Poulenc's works for the stage may be his most important achievements. The early ballet Les biches (1923; The hinds) solidified his reputation as an innovative provacateur. In opera, his comic farce Les mamelles de Tirésias (1944; The breasts of Tirésias), the historical drama Dialogues des Carmélites (1957; Dialogues of the Carmelites), and a tragedy, La voix humaine (1958; The human voice), rank among the twentieth century's dramatic landmarks. Yet Poulenc may have been proudest of his sacred music. His Litanies à la Vierge Noire (1936; Litanies to the Black Virgin), Mass (1937), and Stabat mater (1950; Sorrowful mother) represent strikingly original yet heartfelt contributions to the Catholic choral literature.

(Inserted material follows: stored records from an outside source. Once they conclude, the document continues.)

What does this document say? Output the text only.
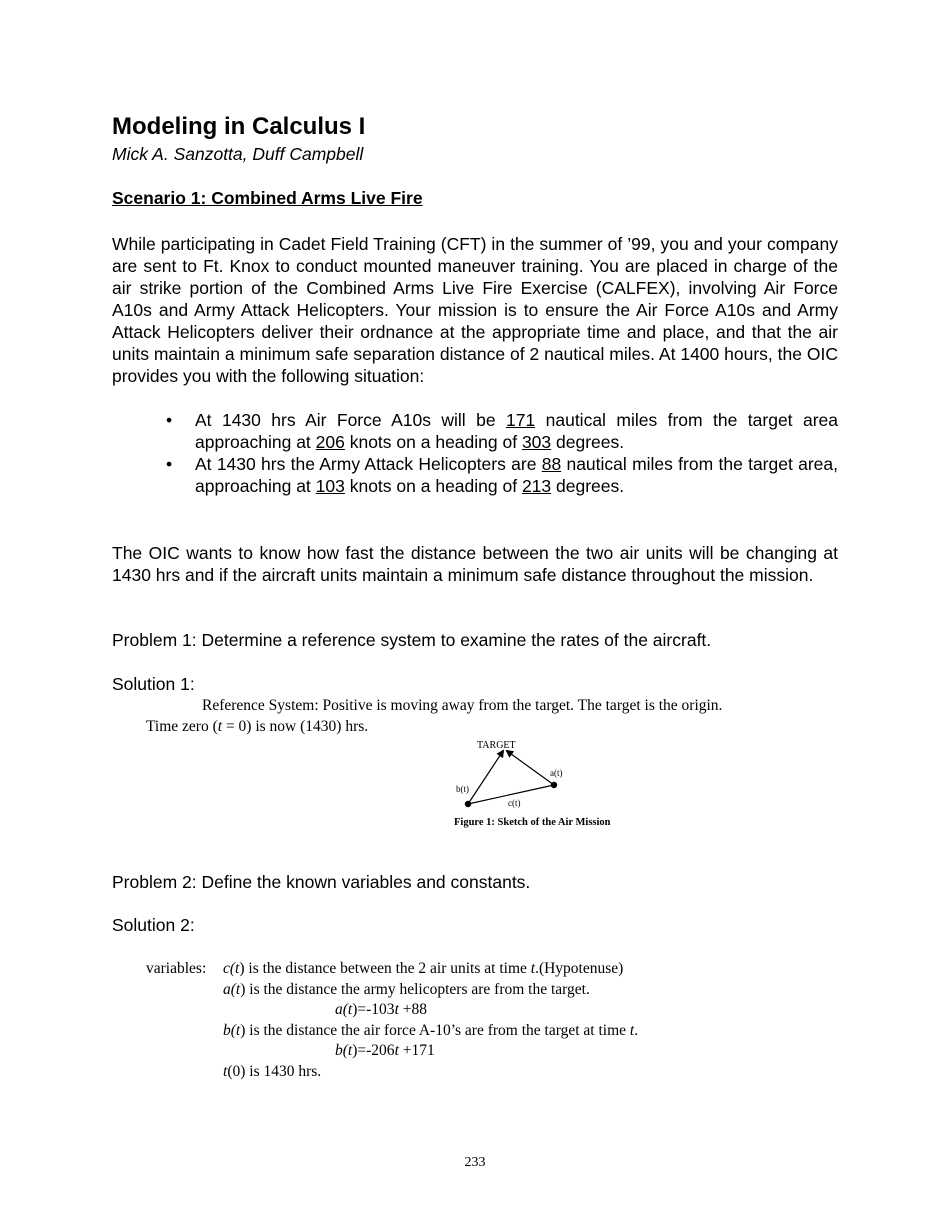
Modeling in Calculus I
Mick A. Sanzotta, Duff Campbell
Scenario 1: Combined Arms Live Fire
While participating in Cadet Field Training (CFT) in the summer of ’99, you and your company are sent to Ft. Knox to conduct mounted maneuver training. You are placed in charge of the air strike portion of the Combined Arms Live Fire Exercise (CALFEX), involving Air Force A10s and Army Attack Helicopters. Your mission is to ensure the Air Force A10s and Army Attack Helicopters deliver their ordnance at the appropriate time and place, and that the air units maintain a minimum safe separation distance of 2 nautical miles. At 1400 hours, the OIC provides you with the following situation:
• At 1430 hrs Air Force A10s will be 171 nautical miles from the target area approaching at 206 knots on a heading of 303 degrees.
• At 1430 hrs the Army Attack Helicopters are 88 nautical miles from the target area, approaching at 103 knots on a heading of 213 degrees.
The OIC wants to know how fast the distance between the two air units will be changing at 1430 hrs and if the aircraft units maintain a minimum safe distance throughout the mission.
Problem 1: Determine a reference system to examine the rates of the aircraft.
Solution 1:
Reference System: Positive is moving away from the target. The target is the origin.
Time zero (t = 0) is now (1430) hrs.
TARGET
a(t)
b(t)
c(t)
Figure 1: Sketch of the Air Mission
Problem 2: Define the known variables and constants.
Solution 2:
variables: c(t) is the distance between the 2 air units at time t.(Hypotenuse)
a(t) is the distance the army helicopters are from the target.
a(t)=-103t +88
b(t) is the distance the air force A-10’s are from the target at time t.
b(t)=-206t +171
t(0) is 1430 hrs.
233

During his last fifteen years Poulenc often visited the United States for concerts of his own music and was both touched and invigorated by the welcome he received. His Gloria (1959), commissioned by the Koussevitzky Foundation and premiered by the Boston Symphony, plus his Sept répons des ténébres (1962; Seven responses for tenebrae), commissioned by the New York Philharmonic to celebrate the opening of Lincoln Center, attest to a warm, mutual affection. Poulenc once said, "Above all, do not analyze my music—love it" (Bernac, p. 13). It seems clear that Americans, as well as the French, and indeed music lovers around the world, have embraced his art as he wished.
See alsoFrance.
BIBLIOGRAPHY
Bernac, Pierre. Francis Poulenc: The Man and His Songs. Translated by Winifred Radford. New York, 1977. Brief biography and in-depth discussion of the composer's 137 mélodies by the singer who was his longtime friend and frequent collaborator.
Buckland, Sidney, and Myriam Chimènes. Francis Poulenc: Music, Art, and Literature. Aldershot, U.K., 1999. A collection of essays that offers a broad, contemporary survey of the composer's art.
Hell, Henri. Francis Poulenc. Translated by Edward Lockspeiser. New York, 1959. A brief, yet valuable portrait of Poulenc, written by a friend of the composer.
Poulenc, Francis. Diary of My Songs. Translated by Winifred Radford. London, 1985. A personal view of Poulenc's mélodies that reveals their artistic and aesthetic spirit.
Schmidt, Carl B. Entrancing Muse: A Documented Biography of Francis Poulenc. Hillsdale, N.Y., 2001. A thorough, in-depth biography of Poulenc, based on systematic research involving original documents.